Ho tenuto il corpo sotto sale, ho lasciato stare.
Tutto questo gracidare, rane dalla bocca larga.
Volpi sotto l’uva, civette sul comò.
Ambarabaciccicoccò.
Sarà forse questo il problema, che il dito nella
conta non si è fermato su di voi, ecco l’onta,
povere sorellastre agghindate per il ballo,
povere galline senza gallo nel pollaio.
Serpi arrotolate alle mie caviglie è ora di
schiacciarvi la testa e più che la spada farà
la parola. Sarò miele e sarò fiele, trappola per
topi. Egida d’amore, scudo mio forgiato dal
dio vulcano. E’tornata la donna armata da
guerriero. Pelle bianca sotto il metallo.
Pensieri come pana sotto l’elmo. Mi nascono
divinità dalle tempie e dal petto, sono a
cospetto del cielo. Dei giuramenti sulle stelle.
Maledizione per voi, lingua furiosa
di Lady Macbeth la mia.
Sono il vostro passatempo, sono il nome per
la fattura. La spilla da infilzare
sotto il cuscino. Lo spillo nel cuore.
Ma è difficile prendermi,
sono più veloce del tappeto d’aladino come
inchiodarmi le mani al legno marcio di navi
affondate? Ho sonagli ma solo per chi ha
orecchio puro, ditali per baci nella tasca.

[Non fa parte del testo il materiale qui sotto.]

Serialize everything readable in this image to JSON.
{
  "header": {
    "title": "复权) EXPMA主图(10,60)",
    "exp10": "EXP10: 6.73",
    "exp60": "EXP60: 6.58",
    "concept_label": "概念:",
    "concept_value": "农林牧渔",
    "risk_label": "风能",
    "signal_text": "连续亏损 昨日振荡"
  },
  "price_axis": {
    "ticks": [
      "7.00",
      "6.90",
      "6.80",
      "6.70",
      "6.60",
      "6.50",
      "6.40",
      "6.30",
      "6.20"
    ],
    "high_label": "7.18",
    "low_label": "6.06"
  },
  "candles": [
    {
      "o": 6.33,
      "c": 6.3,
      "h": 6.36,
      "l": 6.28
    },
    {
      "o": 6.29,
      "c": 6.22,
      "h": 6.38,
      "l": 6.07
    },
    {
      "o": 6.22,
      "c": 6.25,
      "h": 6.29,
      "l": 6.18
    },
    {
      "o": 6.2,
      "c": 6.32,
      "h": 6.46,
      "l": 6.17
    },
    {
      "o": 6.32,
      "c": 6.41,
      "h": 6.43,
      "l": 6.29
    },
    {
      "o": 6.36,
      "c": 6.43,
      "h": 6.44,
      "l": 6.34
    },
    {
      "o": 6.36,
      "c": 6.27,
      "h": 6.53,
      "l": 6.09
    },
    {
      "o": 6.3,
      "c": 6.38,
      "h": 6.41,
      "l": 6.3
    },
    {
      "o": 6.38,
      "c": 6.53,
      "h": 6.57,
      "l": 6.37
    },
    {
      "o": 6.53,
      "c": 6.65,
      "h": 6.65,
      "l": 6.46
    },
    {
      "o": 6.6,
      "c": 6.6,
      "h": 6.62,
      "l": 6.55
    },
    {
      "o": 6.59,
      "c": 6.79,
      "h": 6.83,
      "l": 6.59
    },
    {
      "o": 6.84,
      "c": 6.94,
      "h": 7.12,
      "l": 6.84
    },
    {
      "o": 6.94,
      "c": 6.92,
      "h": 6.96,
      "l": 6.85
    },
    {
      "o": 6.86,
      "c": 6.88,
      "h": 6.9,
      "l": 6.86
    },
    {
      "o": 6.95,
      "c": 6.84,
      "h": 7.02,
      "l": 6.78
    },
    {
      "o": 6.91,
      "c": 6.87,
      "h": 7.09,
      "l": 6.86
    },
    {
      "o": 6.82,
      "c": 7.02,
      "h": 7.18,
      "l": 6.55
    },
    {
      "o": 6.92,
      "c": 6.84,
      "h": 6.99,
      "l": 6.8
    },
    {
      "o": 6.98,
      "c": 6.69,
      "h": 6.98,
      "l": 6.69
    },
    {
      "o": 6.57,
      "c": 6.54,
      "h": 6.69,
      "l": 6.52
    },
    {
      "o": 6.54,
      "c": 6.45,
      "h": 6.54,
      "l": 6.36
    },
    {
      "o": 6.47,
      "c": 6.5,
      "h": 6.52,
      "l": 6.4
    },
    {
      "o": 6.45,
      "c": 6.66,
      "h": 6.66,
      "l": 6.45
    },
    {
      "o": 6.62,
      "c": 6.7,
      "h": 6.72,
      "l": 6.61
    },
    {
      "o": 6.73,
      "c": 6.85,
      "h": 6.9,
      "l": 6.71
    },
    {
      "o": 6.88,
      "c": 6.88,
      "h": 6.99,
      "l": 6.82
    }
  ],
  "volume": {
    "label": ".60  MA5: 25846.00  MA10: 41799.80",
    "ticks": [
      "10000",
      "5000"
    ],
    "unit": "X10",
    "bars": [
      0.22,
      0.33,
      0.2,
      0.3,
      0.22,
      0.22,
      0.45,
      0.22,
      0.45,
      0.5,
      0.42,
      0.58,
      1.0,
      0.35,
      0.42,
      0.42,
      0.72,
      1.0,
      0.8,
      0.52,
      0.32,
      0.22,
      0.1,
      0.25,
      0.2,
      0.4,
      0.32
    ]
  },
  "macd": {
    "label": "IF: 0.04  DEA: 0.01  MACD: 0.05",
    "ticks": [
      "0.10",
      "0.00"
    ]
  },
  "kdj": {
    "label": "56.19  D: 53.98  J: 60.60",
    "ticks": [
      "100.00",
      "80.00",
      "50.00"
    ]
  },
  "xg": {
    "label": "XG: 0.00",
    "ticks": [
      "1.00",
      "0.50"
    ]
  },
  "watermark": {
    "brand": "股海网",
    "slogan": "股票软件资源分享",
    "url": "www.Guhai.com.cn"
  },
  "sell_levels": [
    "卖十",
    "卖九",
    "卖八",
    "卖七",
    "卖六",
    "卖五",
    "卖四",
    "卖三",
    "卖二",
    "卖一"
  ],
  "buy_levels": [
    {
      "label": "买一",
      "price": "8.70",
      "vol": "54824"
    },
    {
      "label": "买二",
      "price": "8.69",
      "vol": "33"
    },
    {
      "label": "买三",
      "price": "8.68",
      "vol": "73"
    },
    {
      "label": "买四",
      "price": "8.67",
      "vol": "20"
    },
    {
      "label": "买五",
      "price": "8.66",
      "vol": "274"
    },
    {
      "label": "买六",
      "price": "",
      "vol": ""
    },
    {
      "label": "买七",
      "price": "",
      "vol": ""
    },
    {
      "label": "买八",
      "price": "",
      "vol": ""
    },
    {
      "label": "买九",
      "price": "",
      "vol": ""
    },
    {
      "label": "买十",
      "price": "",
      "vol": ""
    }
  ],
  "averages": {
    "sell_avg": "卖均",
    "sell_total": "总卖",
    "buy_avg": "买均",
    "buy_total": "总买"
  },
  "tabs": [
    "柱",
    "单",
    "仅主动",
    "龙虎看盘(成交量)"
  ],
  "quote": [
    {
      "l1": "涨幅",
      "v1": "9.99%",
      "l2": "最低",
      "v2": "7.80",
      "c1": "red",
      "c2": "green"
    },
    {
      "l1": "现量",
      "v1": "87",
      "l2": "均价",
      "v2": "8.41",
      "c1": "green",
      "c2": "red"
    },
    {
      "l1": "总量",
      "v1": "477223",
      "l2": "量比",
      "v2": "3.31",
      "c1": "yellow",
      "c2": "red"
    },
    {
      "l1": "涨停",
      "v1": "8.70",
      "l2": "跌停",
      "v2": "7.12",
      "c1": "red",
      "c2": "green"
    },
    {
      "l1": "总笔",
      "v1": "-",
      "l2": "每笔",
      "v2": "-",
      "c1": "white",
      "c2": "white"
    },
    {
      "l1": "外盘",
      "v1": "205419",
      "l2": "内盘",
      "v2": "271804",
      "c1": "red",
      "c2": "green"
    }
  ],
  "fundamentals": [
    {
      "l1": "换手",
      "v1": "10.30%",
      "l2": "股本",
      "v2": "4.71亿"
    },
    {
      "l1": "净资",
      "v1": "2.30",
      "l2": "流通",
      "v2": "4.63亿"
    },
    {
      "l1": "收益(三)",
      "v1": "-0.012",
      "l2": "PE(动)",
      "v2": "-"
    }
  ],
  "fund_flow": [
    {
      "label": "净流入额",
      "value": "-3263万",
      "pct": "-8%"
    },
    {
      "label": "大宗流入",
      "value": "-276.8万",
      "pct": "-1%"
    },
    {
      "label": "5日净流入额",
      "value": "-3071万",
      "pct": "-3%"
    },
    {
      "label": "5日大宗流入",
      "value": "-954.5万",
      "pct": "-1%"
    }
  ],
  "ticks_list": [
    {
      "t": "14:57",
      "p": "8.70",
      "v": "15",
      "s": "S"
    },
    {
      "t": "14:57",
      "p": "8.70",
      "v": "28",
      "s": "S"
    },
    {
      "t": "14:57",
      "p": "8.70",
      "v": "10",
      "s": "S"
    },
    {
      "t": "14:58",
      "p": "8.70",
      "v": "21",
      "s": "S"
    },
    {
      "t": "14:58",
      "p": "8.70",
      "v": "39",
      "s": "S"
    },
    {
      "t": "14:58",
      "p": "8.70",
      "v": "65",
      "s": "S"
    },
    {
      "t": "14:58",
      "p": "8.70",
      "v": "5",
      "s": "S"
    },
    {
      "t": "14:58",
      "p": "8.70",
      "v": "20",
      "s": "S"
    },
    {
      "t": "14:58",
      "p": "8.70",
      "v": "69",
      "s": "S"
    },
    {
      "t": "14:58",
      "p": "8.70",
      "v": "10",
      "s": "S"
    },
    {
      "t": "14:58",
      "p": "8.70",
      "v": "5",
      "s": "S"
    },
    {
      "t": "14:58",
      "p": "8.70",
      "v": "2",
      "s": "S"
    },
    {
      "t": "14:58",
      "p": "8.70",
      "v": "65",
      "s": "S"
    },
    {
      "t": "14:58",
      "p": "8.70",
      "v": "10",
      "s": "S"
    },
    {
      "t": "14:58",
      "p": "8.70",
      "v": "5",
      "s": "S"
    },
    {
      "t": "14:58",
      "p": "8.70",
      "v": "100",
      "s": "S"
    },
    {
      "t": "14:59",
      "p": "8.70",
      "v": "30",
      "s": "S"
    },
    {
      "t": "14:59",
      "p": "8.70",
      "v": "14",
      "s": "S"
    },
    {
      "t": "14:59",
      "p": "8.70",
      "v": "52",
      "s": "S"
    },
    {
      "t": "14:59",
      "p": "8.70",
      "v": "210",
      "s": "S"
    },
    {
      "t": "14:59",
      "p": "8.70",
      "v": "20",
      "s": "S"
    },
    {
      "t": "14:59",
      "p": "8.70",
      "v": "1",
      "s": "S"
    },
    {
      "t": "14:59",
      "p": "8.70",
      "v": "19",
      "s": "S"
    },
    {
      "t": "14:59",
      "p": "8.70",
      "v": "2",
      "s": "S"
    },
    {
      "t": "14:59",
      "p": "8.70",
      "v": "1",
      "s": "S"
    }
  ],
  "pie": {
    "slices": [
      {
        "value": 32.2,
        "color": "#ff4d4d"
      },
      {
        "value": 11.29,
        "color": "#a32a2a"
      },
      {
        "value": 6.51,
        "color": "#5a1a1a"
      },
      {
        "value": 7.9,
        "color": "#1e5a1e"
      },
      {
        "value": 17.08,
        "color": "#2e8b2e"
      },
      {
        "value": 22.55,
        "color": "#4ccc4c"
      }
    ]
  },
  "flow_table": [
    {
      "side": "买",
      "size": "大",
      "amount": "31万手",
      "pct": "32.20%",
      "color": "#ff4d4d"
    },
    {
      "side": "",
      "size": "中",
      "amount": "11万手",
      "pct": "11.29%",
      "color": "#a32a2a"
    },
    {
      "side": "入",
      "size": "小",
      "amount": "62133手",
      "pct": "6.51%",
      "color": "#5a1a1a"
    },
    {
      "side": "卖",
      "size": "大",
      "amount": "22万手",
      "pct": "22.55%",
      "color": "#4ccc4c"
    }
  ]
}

La maschera da adesso sarà per voi.
Per voi la bugia. Vi lascio a tessere trame.
Siete fuori dal reame, vi lascio l’osso
da spolpare masticando terra.
E sorrido di ogni cosa. Resta intatta la rosa.
Chi mi conosce sa i tratti del mio volto.
Lei mi misurava con le dita.
Soffio su voi come sull’inconsistenza della
polvere e resto fedele alla meraviglia,
a questo rinascere dalle acque.
Sa di benedizione. Di una nuova stagione.
Intransigente come il vento freddo del nord.